China has so far imported around 6.4m vines from France, Italy, the US and Australia, which account for 1,066 hectares of vines planted across Shandong, Hebei, Ningxia and Gansu, according to the Chinese General Administration of Quality Supervision. It said the country’s wine and grape growing industry is still ‘growing rapidly’.
To support this trend, the body said it ‘is looking to shorten the inspection time and simplify the checking process’ when grapevines reach Chinese customs.
It did not provide details on specific measures. But, over the longer-term, its commitment may encourage domestic wine producers to import more quality vines from professional nurseries in more established wine producing countries, which could in turn lead to higher quality wine growing and more experimentation with different grape varieties or clones.
Official figures are hard to obtain, but Marc Dworkin, chief winemaker to Great River Hill winery in Shandong province and who imports rootstock to China, said it takes at least 45 days to get laboratory test results on imported vines.
Chinese authorities already send quarantine officials to key wine producing countries, such as France, Italy and the US, to inspect vines prior to them leaving the country. Foreign quarantine authorities are also given guidelines on what China will and won’t allow through its borders – a common practice among all nations trading agricultural produce.

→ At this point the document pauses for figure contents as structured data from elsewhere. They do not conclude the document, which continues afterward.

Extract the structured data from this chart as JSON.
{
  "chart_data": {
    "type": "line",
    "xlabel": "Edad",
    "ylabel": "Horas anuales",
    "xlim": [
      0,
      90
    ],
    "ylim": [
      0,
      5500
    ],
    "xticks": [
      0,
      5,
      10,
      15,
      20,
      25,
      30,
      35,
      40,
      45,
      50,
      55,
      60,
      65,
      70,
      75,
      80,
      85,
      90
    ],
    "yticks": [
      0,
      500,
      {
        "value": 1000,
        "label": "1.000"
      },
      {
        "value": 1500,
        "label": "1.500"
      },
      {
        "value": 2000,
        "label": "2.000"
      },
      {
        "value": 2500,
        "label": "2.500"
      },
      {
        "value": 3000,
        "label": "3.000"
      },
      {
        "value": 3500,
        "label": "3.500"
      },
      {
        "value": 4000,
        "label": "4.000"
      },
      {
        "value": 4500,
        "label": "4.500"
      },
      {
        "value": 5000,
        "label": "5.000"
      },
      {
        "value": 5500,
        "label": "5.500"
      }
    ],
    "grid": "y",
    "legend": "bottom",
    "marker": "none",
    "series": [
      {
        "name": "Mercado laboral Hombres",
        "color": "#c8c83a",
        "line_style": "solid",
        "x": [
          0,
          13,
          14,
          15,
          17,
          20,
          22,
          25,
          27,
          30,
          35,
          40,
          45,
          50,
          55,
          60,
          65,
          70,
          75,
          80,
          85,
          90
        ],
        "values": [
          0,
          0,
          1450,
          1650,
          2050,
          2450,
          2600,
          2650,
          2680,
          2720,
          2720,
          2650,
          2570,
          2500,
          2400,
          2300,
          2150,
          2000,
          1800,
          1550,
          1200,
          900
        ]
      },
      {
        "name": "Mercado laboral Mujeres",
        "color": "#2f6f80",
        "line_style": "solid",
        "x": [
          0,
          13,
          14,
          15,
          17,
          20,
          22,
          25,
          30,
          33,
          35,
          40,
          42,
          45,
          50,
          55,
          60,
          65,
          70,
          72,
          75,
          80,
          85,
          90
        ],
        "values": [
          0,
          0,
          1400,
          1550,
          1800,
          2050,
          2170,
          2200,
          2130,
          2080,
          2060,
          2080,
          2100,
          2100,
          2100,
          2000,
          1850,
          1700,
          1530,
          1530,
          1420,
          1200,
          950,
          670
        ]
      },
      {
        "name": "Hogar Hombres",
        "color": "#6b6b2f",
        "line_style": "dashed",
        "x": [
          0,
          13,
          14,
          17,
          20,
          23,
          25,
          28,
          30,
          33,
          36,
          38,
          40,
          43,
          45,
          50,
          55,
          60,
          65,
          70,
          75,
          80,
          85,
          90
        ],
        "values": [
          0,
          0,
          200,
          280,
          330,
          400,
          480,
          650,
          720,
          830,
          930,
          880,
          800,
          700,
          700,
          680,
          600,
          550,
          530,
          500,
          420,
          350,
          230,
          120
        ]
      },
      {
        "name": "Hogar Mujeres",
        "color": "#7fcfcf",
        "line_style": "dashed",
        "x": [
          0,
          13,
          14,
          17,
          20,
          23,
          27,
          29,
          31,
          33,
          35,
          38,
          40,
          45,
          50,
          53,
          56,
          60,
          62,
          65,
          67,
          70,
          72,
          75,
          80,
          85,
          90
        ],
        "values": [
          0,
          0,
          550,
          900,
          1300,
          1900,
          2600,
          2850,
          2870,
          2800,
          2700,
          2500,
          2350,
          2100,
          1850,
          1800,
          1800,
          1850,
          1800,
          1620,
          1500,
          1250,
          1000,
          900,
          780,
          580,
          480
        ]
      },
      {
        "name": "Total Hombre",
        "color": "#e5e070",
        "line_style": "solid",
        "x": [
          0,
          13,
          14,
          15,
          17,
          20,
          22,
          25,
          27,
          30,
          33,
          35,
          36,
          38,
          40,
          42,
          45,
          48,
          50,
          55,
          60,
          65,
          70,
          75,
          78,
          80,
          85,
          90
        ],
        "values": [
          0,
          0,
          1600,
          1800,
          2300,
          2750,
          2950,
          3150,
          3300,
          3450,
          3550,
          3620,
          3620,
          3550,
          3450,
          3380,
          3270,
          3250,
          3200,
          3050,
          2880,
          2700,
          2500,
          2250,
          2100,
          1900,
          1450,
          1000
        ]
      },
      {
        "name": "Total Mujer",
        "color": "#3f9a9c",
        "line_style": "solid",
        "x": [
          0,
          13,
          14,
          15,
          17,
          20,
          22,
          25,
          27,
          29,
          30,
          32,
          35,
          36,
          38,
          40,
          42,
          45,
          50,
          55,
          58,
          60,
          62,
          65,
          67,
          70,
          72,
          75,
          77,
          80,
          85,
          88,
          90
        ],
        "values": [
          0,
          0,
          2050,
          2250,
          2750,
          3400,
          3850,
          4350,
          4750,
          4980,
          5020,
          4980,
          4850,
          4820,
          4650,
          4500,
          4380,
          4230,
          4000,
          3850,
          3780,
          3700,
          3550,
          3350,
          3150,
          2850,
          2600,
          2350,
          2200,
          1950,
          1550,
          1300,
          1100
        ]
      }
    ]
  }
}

China has shown it is prepared to be strict. In June this year, the Ningxia forestry department said it had burned half a million imported young vines to prevent a virus from spreading, as reported by DecanterChina.com.
‘The French quarantine authorities inspect any vine to be exported to china from our nursery before they leave the country,’ said Julien Lalu, export manager of the Mercier Groupe. Mercier is certified by both French and Chinese authorities and regularly exports grafted vines to Chinese wine regions, Lalu told DecanterChina.com.
It recently exported 556,500 vines, including Cabernet Sauvignon, Pinot Noir and Malbec, to the Helan Mountain East region of Ningxia, according to Ningxia Daily.
‘We have made huge efforts to comply with Chinese quarantine authorities,’ Lalu said, adding that ‘the demand is more than we could supply.’
Marc Dworkin said that any move to shorten or simplify procedures would be welcome. If more laboratory analysis can be done before vines are shipped, ‘it could really be useful as the plants would not stay too long in our cold room’, he added.
China is already the seventh largest wine producer in the world, according to international wine body OIV. China produced 12m hectolitres in 2013, equivalent to around 1.6bn bottles.